La caratteristica colorazione azzurra e la prolificità nella riproduzione hanno contribuito a renderlo una presenza invadente anche in Italia dove è diventata una vera e propria minaccia, anche perché si nutre di cozze, vongole e crostacei.
Di conseguenza, sono sempre più numerose le proposte e le idee che puntano a trasformarlo da predatore distruttivo/ problema in risorsa sostenibile.
C’è chi ha pensato, ad esempio, di rendere questo granchio protagonista di alcune ricette (anche se non tutti sono d’accordo ad usarlo in cucina). Leggi anche: Granchio blu, perché cucinarlo non è la soluzione all’emergenza
Tra le proposte per gestire questa emergenza, ora c’è anche la possibilità di usarlo per la produzione di asfalto.
Nel convegno “Ricerca ed innovazione per l’economia blu sostenibile: il paradigma di Venezia e le prospettive europee“, organizzato dalla Fondazione Venezia Capitale Mondiale Sostenibilità, Corila e Cnr-Ismar sull’isola di San Servolo, è stata discussa questa insolita prospettiva.

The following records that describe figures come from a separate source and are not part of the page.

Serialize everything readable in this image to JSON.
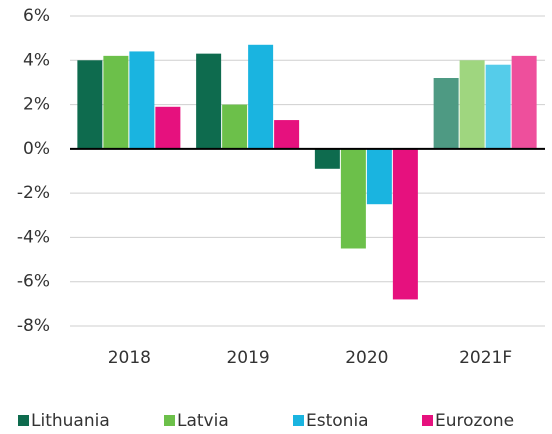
{
  "chart_data": {
    "type": "bar",
    "categories": [
      "2018",
      "2019",
      "2020",
      "2021F"
    ],
    "series": [
      {
        "name": "Lithuania",
        "color": "#0e6b4e",
        "colors": [
          "#0e6b4e",
          "#0e6b4e",
          "#0e6b4e",
          "#4e9a83"
        ],
        "values": [
          4.0,
          4.3,
          -0.9,
          3.2
        ]
      },
      {
        "name": "Latvia",
        "color": "#6cc04a",
        "colors": [
          "#6cc04a",
          "#6cc04a",
          "#6cc04a",
          "#9fd67f"
        ],
        "values": [
          4.2,
          2.0,
          -4.5,
          4.0
        ]
      },
      {
        "name": "Estonia",
        "color": "#1ab4e0",
        "colors": [
          "#1ab4e0",
          "#1ab4e0",
          "#1ab4e0",
          "#55ccea"
        ],
        "values": [
          4.4,
          4.7,
          -2.5,
          3.8
        ]
      },
      {
        "name": "Eurozone",
        "color": "#e6117e",
        "colors": [
          "#e6117e",
          "#e6117e",
          "#e6117e",
          "#ee4f9c"
        ],
        "values": [
          1.9,
          1.3,
          -6.8,
          4.2
        ]
      }
    ],
    "ylim": [
      -8,
      6
    ],
    "yticks": [
      {
        "value": -8,
        "label": "-8%"
      },
      {
        "value": -6,
        "label": "-6%"
      },
      {
        "value": -4,
        "label": "-4%"
      },
      {
        "value": -2,
        "label": "-2%"
      },
      {
        "value": 0,
        "label": "0%"
      },
      {
        "value": 2,
        "label": "2%"
      },
      {
        "value": 4,
        "label": "4%"
      },
      {
        "value": 6,
        "label": "6%"
      }
    ],
    "grid": true,
    "legend": "bottom"
  }
}
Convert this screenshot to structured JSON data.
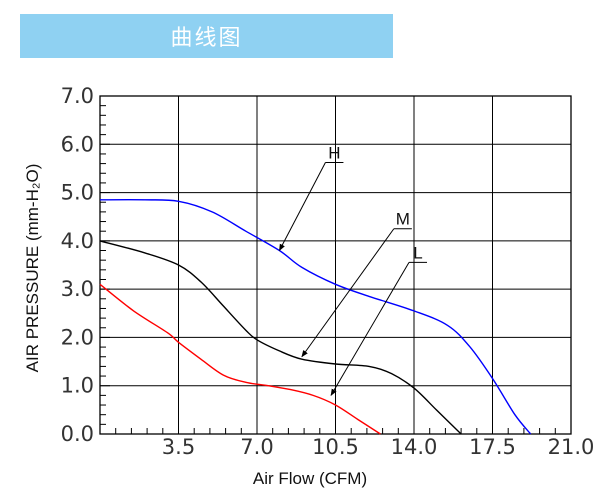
{
  "header": {
    "title": "曲线图"
  },
  "chart_data": {
    "type": "line",
    "xlabel": "Air Flow (CFM)",
    "ylabel": "AIR PRESSURE (mm-H₂O)",
    "xlim": [
      0,
      21
    ],
    "ylim": [
      0,
      7
    ],
    "x_ticks": [
      "3.5",
      "7.0",
      "10.5",
      "14.0",
      "17.5",
      "21.0"
    ],
    "y_ticks": [
      "0.0",
      "1.0",
      "2.0",
      "3.0",
      "4.0",
      "5.0",
      "6.0",
      "7.0"
    ],
    "grid": true,
    "series": [
      {
        "name": "H",
        "color": "#0000ff",
        "x": [
          0,
          2,
          3.5,
          5,
          6.5,
          8,
          9,
          10.5,
          12,
          14,
          15.5,
          16.5,
          17.5,
          18.5,
          19.2
        ],
        "y": [
          4.85,
          4.85,
          4.82,
          4.6,
          4.2,
          3.8,
          3.45,
          3.1,
          2.85,
          2.55,
          2.25,
          1.8,
          1.15,
          0.4,
          0
        ]
      },
      {
        "name": "M",
        "color": "#000000",
        "x": [
          0,
          2,
          3.5,
          4.5,
          5.5,
          6.5,
          7.0,
          8,
          9,
          10.5,
          12,
          13,
          14,
          15,
          16.1
        ],
        "y": [
          4.0,
          3.75,
          3.5,
          3.15,
          2.65,
          2.15,
          1.95,
          1.72,
          1.55,
          1.45,
          1.4,
          1.25,
          0.95,
          0.5,
          0
        ]
      },
      {
        "name": "L",
        "color": "#ff0000",
        "x": [
          0,
          1.5,
          3.0,
          3.5,
          4.5,
          5.5,
          6.5,
          7.5,
          8.5,
          9.5,
          10.5,
          11.5,
          12.5
        ],
        "y": [
          3.1,
          2.55,
          2.1,
          1.9,
          1.55,
          1.22,
          1.07,
          1.0,
          0.92,
          0.8,
          0.6,
          0.3,
          0
        ]
      }
    ],
    "annotations": [
      {
        "text": "H",
        "target": [
          8.0,
          3.8
        ]
      },
      {
        "text": "M",
        "target": [
          9.0,
          1.6
        ]
      },
      {
        "text": "L",
        "target": [
          10.3,
          0.8
        ]
      }
    ]
  }
}
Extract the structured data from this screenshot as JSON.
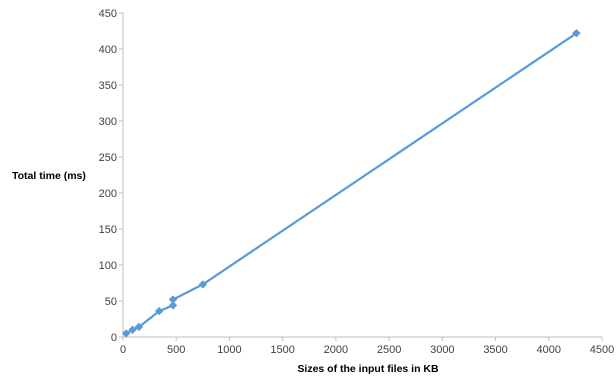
{
  "chart_data": {
    "type": "scatter",
    "title": "",
    "xlabel": "Sizes of the input files in KB",
    "ylabel": "Total time (ms)",
    "xlim": [
      0,
      4500
    ],
    "ylim": [
      0,
      450
    ],
    "x_ticks": [
      0,
      500,
      1000,
      1500,
      2000,
      2500,
      3000,
      3500,
      4000,
      4500
    ],
    "y_ticks": [
      0,
      50,
      100,
      150,
      200,
      250,
      300,
      350,
      400,
      450
    ],
    "grid": false,
    "legend": "none",
    "series": [
      {
        "marker": "diamond",
        "line": true,
        "color": "#5b9bd5",
        "points": [
          {
            "x": 30,
            "y": 5
          },
          {
            "x": 90,
            "y": 10
          },
          {
            "x": 150,
            "y": 14
          },
          {
            "x": 340,
            "y": 36
          },
          {
            "x": 470,
            "y": 44
          },
          {
            "x": 470,
            "y": 52
          },
          {
            "x": 750,
            "y": 73
          },
          {
            "x": 4260,
            "y": 422
          }
        ]
      }
    ]
  }
}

Come ha spiegato la direttrice di Coldiretti Veneto, Marina Montedoro:
Considerato che si mangia esclusivamente il maschio, non la femmina né i piccoli, e che solo il 4% del pescato può dunque essere adibito al consumo umano, le strategie di emergenza da attuare sono la cattura e il macero. Per fare di questo rifiuto speciale una risorsa si sta provando a utilizzarlo come polimero per fare il selciato; già succede con i gusci di cozze e vongole.
Ma le possibilità non finiscono qui. Montedoro aggiunge:
Un’altra ipotesi che vorremmo testare a breve con l’Istituto Spallanzani è immettere il granchio blu nell’alimentazione zootecnica, vista la buona percentuale di proteine che contiene. Due settimane fa sono iniziate le prove con tre impianti di biodigestione sul litorale lagunare autorizzati a trattare sottoprodotti. L’idea è usare il granchio blu per la produzione di biometano. Se i risultati saranno soddisfacenti si passerà alla scala impiantistica.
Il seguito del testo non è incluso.